Tuesday, November 15, 2011
A question of confidence
If you can believe yesterday's Australian Financial Review, the Carbon Farming Initiative will be rorted like the Pink Batts scheme; will not deliver genuine reductions in carbon emissions; and will put at risk the brands of any emitters who buy its offsets. It claims that this is because the CFI will not verify the actions of farmers that earn offsets and will allow farmers to claim offsets for actions they would have taken anyway because it would cost too much to prevent them.

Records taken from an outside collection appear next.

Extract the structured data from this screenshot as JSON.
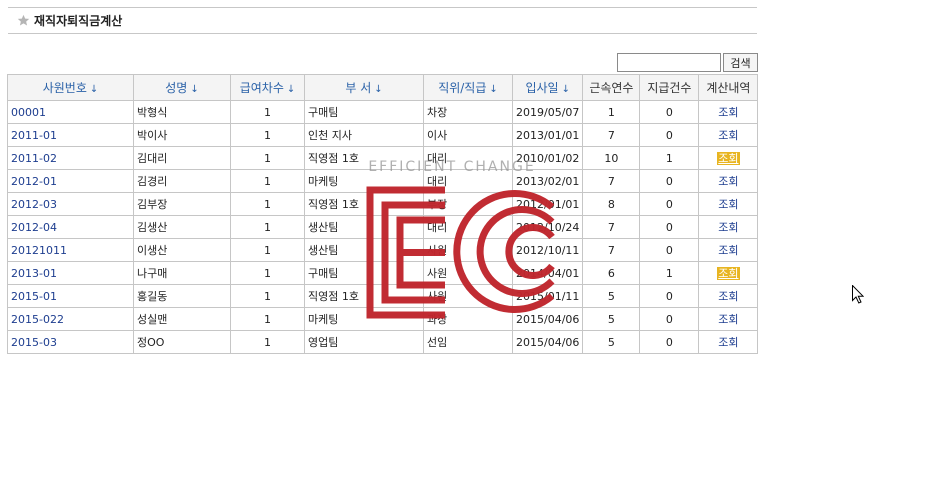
{
  "page": {
    "title": "재직자퇴직금계산",
    "star_icon": "star-icon"
  },
  "search": {
    "value": "",
    "button_label": "검색"
  },
  "table": {
    "columns": [
      {
        "label": "사원번호",
        "sortable": true
      },
      {
        "label": "성명",
        "sortable": true
      },
      {
        "label": "급여차수",
        "sortable": true
      },
      {
        "label": "부 서",
        "sortable": true
      },
      {
        "label": "직위/직급",
        "sortable": true
      },
      {
        "label": "입사일",
        "sortable": true
      },
      {
        "label": "근속연수",
        "sortable": false
      },
      {
        "label": "지급건수",
        "sortable": false
      },
      {
        "label": "계산내역",
        "sortable": false
      }
    ],
    "rows": [
      {
        "id": "00001",
        "name": "박형식",
        "pay_seq": "1",
        "dept": "구매팀",
        "position": "차장",
        "hire_date": "2019/05/07",
        "years": "1",
        "payments": "0",
        "detail": "조회",
        "highlight": false
      },
      {
        "id": "2011-01",
        "name": "박이사",
        "pay_seq": "1",
        "dept": "인천 지사",
        "position": "이사",
        "hire_date": "2013/01/01",
        "years": "7",
        "payments": "0",
        "detail": "조회",
        "highlight": false
      },
      {
        "id": "2011-02",
        "name": "김대리",
        "pay_seq": "1",
        "dept": "직영점 1호",
        "position": "대리",
        "hire_date": "2010/01/02",
        "years": "10",
        "payments": "1",
        "detail": "조회",
        "highlight": true
      },
      {
        "id": "2012-01",
        "name": "김경리",
        "pay_seq": "1",
        "dept": "마케팅",
        "position": "대리",
        "hire_date": "2013/02/01",
        "years": "7",
        "payments": "0",
        "detail": "조회",
        "highlight": false
      },
      {
        "id": "2012-03",
        "name": "김부장",
        "pay_seq": "1",
        "dept": "직영점 1호",
        "position": "부장",
        "hire_date": "2012/01/01",
        "years": "8",
        "payments": "0",
        "detail": "조회",
        "highlight": false
      },
      {
        "id": "2012-04",
        "name": "김생산",
        "pay_seq": "1",
        "dept": "생산팀",
        "position": "대리",
        "hire_date": "2012/10/24",
        "years": "7",
        "payments": "0",
        "detail": "조회",
        "highlight": false
      },
      {
        "id": "20121011",
        "name": "이생산",
        "pay_seq": "1",
        "dept": "생산팀",
        "position": "사원",
        "hire_date": "2012/10/11",
        "years": "7",
        "payments": "0",
        "detail": "조회",
        "highlight": false
      },
      {
        "id": "2013-01",
        "name": "나구매",
        "pay_seq": "1",
        "dept": "구매팀",
        "position": "사원",
        "hire_date": "2014/04/01",
        "years": "6",
        "payments": "1",
        "detail": "조회",
        "highlight": true
      },
      {
        "id": "2015-01",
        "name": "홍길동",
        "pay_seq": "1",
        "dept": "직영점 1호",
        "position": "사원",
        "hire_date": "2015/01/11",
        "years": "5",
        "payments": "0",
        "detail": "조회",
        "highlight": false
      },
      {
        "id": "2015-022",
        "name": "성실맨",
        "pay_seq": "1",
        "dept": "마케팅",
        "position": "과장",
        "hire_date": "2015/04/06",
        "years": "5",
        "payments": "0",
        "detail": "조회",
        "highlight": false
      },
      {
        "id": "2015-03",
        "name": "정OO",
        "pay_seq": "1",
        "dept": "영업팀",
        "position": "선임",
        "hire_date": "2015/04/06",
        "years": "5",
        "payments": "0",
        "detail": "조회",
        "highlight": false
      }
    ]
  },
  "watermark": {
    "text": "EFFICIENT CHANGE",
    "logo_icon": "ec-logo",
    "color": "#c0262d"
  },
  "colors": {
    "link": "#1d3d8f",
    "sort_header": "#2b62a8",
    "highlight": "#e8b521"
  }
}
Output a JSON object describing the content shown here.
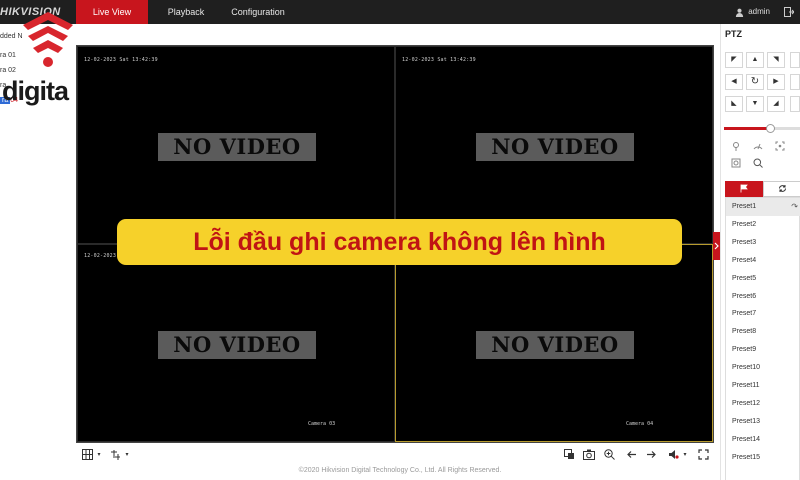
{
  "brand": "HIKVISION",
  "nav": {
    "tabs": [
      {
        "label": "Live View"
      },
      {
        "label": "Playback"
      },
      {
        "label": "Configuration"
      }
    ],
    "user": "admin"
  },
  "channels": {
    "root": "dded N",
    "items": [
      "ra 01",
      "ra 02",
      "ra",
      "ra"
    ],
    "highlight_suffix": "04"
  },
  "watermark_logo_text": "digita",
  "video": {
    "panes": [
      {
        "osd": "12-02-2023 Sat 13:42:39",
        "status": "NO VIDEO",
        "camera": ""
      },
      {
        "osd": "12-02-2023 Sat 13:42:39",
        "status": "NO VIDEO",
        "camera": ""
      },
      {
        "osd": "12-02-2023",
        "status": "NO VIDEO",
        "camera": ""
      },
      {
        "osd": "",
        "status": "NO VIDEO",
        "camera": "Camera 04"
      }
    ],
    "pane3_camera": "Camera 03"
  },
  "banner": "Lỗi đầu ghi camera không lên hình",
  "footer": "©2020 Hikvision Digital Technology Co., Ltd. All Rights Reserved.",
  "ptz": {
    "title": "PTZ",
    "zoom_level_fraction": 0.6,
    "presets": [
      "Preset1",
      "Preset2",
      "Preset3",
      "Preset4",
      "Preset5",
      "Preset6",
      "Preset7",
      "Preset8",
      "Preset9",
      "Preset10",
      "Preset11",
      "Preset12",
      "Preset13",
      "Preset14",
      "Preset15"
    ]
  },
  "colors": {
    "accent": "#c8151d",
    "banner_bg": "#f6d12a",
    "banner_text": "#c01414"
  }
}
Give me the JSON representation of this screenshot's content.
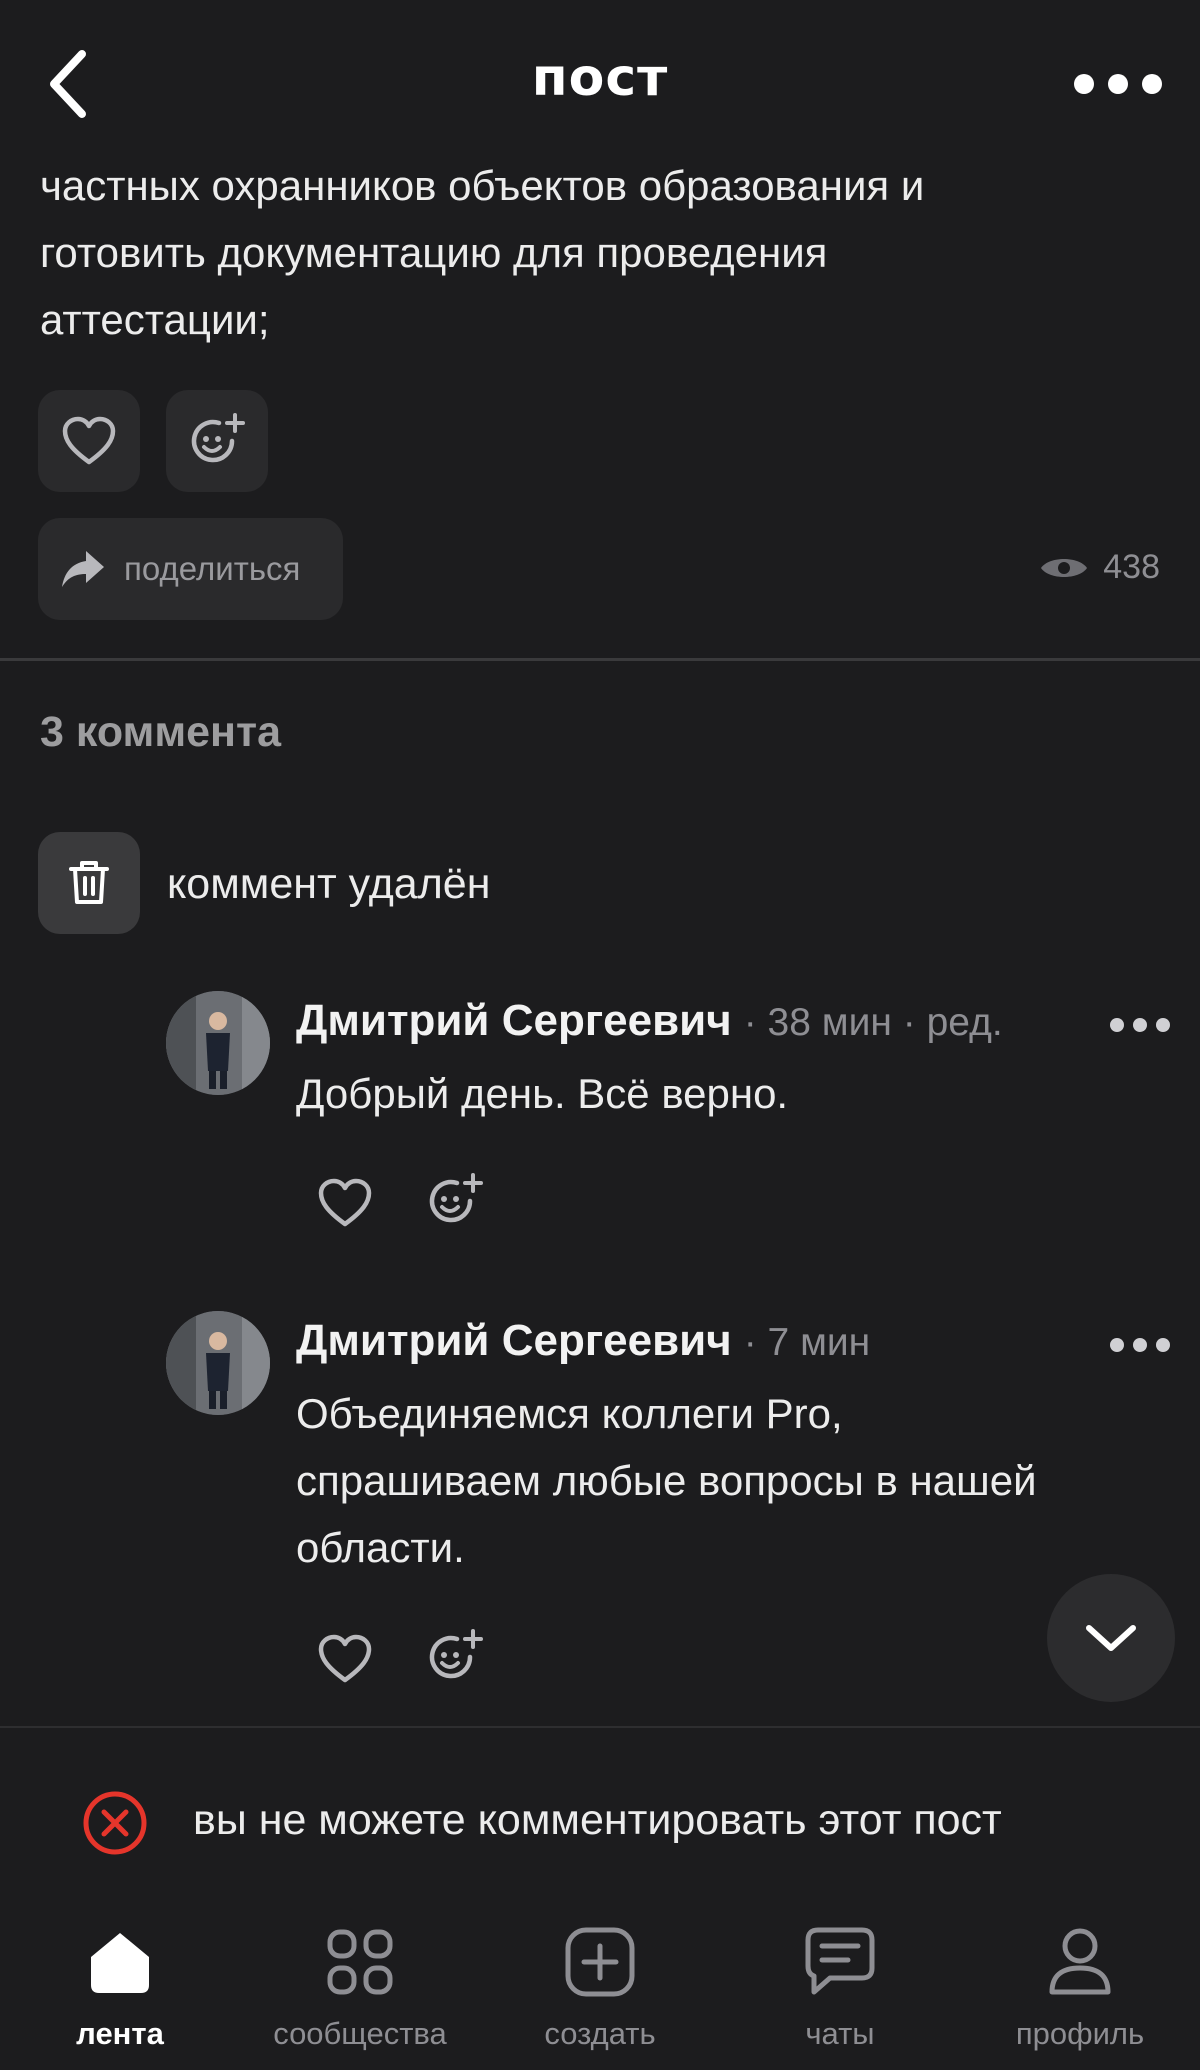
{
  "header": {
    "title": "пост",
    "back_icon": "chevron-left-icon",
    "more_icon": "more-dots-icon"
  },
  "post": {
    "text_lines": [
      "частных охранников объектов образования и",
      "готовить документацию для проведения",
      "аттестации;"
    ],
    "share_label": "поделиться",
    "views": "438"
  },
  "comments": {
    "count_label": "3 коммента",
    "deleted_label": "коммент удалён",
    "items": [
      {
        "author": "Дмитрий Сергеевич",
        "meta": "· 38 мин · ред.",
        "lines": [
          "Добрый день. Всё верно."
        ]
      },
      {
        "author": "Дмитрий Сергеевич",
        "meta": "· 7 мин",
        "lines": [
          "Объединяемся коллеги Pro,",
          "спрашиваем любые вопросы в нашей",
          "области."
        ]
      }
    ]
  },
  "banner": {
    "text": "вы не можете комментировать этот пост",
    "icon": "error-x-circle-icon",
    "icon_color": "#e5352b"
  },
  "nav": {
    "items": [
      {
        "label": "лента",
        "icon": "home-icon",
        "active": true
      },
      {
        "label": "сообщества",
        "icon": "grid-icon",
        "active": false
      },
      {
        "label": "создать",
        "icon": "plus-square-icon",
        "active": false
      },
      {
        "label": "чаты",
        "icon": "chat-icon",
        "active": false
      },
      {
        "label": "профиль",
        "icon": "profile-icon",
        "active": false
      }
    ]
  },
  "colors": {
    "background": "#1c1c1e",
    "surface": "#2a2a2c",
    "muted_text": "#8e8e93",
    "error": "#e5352b"
  }
}
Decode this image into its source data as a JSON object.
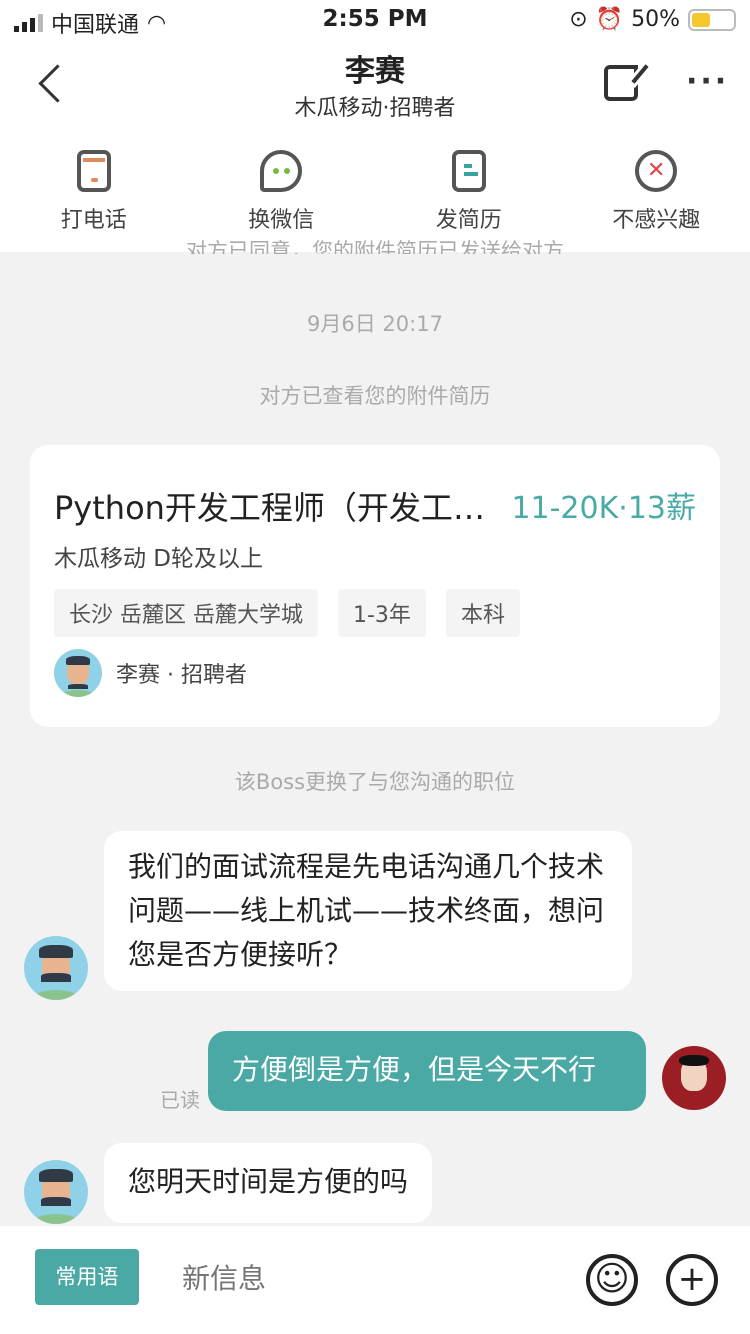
{
  "status": {
    "carrier": "中国联通",
    "time": "2:55 PM",
    "battery": "50%",
    "battery_level": 0.5
  },
  "header": {
    "title": "李赛",
    "subtitle": "木瓜移动·招聘者"
  },
  "actions": [
    {
      "label": "打电话",
      "icon": "phone-icon"
    },
    {
      "label": "换微信",
      "icon": "wechat-icon"
    },
    {
      "label": "发简历",
      "icon": "resume-icon"
    },
    {
      "label": "不感兴趣",
      "icon": "not-interested-icon"
    }
  ],
  "chat": {
    "clipped_notice": "对方已同意，您的附件简历已发送给对方",
    "timestamp": "9月6日 20:17",
    "viewed_notice": "对方已查看您的附件简历",
    "job_card": {
      "title": "Python开发工程师（开发工程师）",
      "salary": "11-20K·13薪",
      "company": "木瓜移动 D轮及以上",
      "tags": [
        "长沙 岳麓区 岳麓大学城",
        "1-3年",
        "本科"
      ],
      "recruiter": "李赛 · 招聘者"
    },
    "changed_notice": "该Boss更换了与您沟通的职位",
    "messages": [
      {
        "from": "them",
        "text": "我们的面试流程是先电话沟通几个技术问题——线上机试——技术终面，想问您是否方便接听？"
      },
      {
        "from": "me",
        "text": "方便倒是方便，但是今天不行",
        "status": "已读"
      },
      {
        "from": "them",
        "text": "您明天时间是方便的吗"
      }
    ]
  },
  "input": {
    "quick_label": "常用语",
    "placeholder": "新信息",
    "emoji": "☺",
    "plus": "+"
  }
}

These remarks are astonishing. Their source is an article in the Australian Financial Review based on an interview with a member of the the body responsible for ensuring that none of the things mentioned above happen. Rob Fowler is a member of the interim Domestic Offsets Integrity Committee (DOIC). The role of the DOIC is to assess offsets methodologies and work with the people putting them forward to build the safeguards into the system. The checking - physical or otherwise - is dictated by the DOIC. It has the last word.
We applaud Rob's stated aim of not burdening farmers with the expense of a what he calls a 'rort-free' system, but he seems to be saying that the operation of the CFI is impossible because of the cost of measurement and verification. This is an old objection. It overstates the problem and underestimates the impact of innovation on reducing costs. But the Government, while it will be less than impressed with the way he raised the issue, must urgently address Rob's concerns to restore confidence in the CFI.
If those of us spending thousands of hours working for free on methodologies to give farmers access to offsets can't be confident in the integrity of the process, this could deter further submissions and make Rob's prediction self-fulfilling. We are sure he wouldn't want that.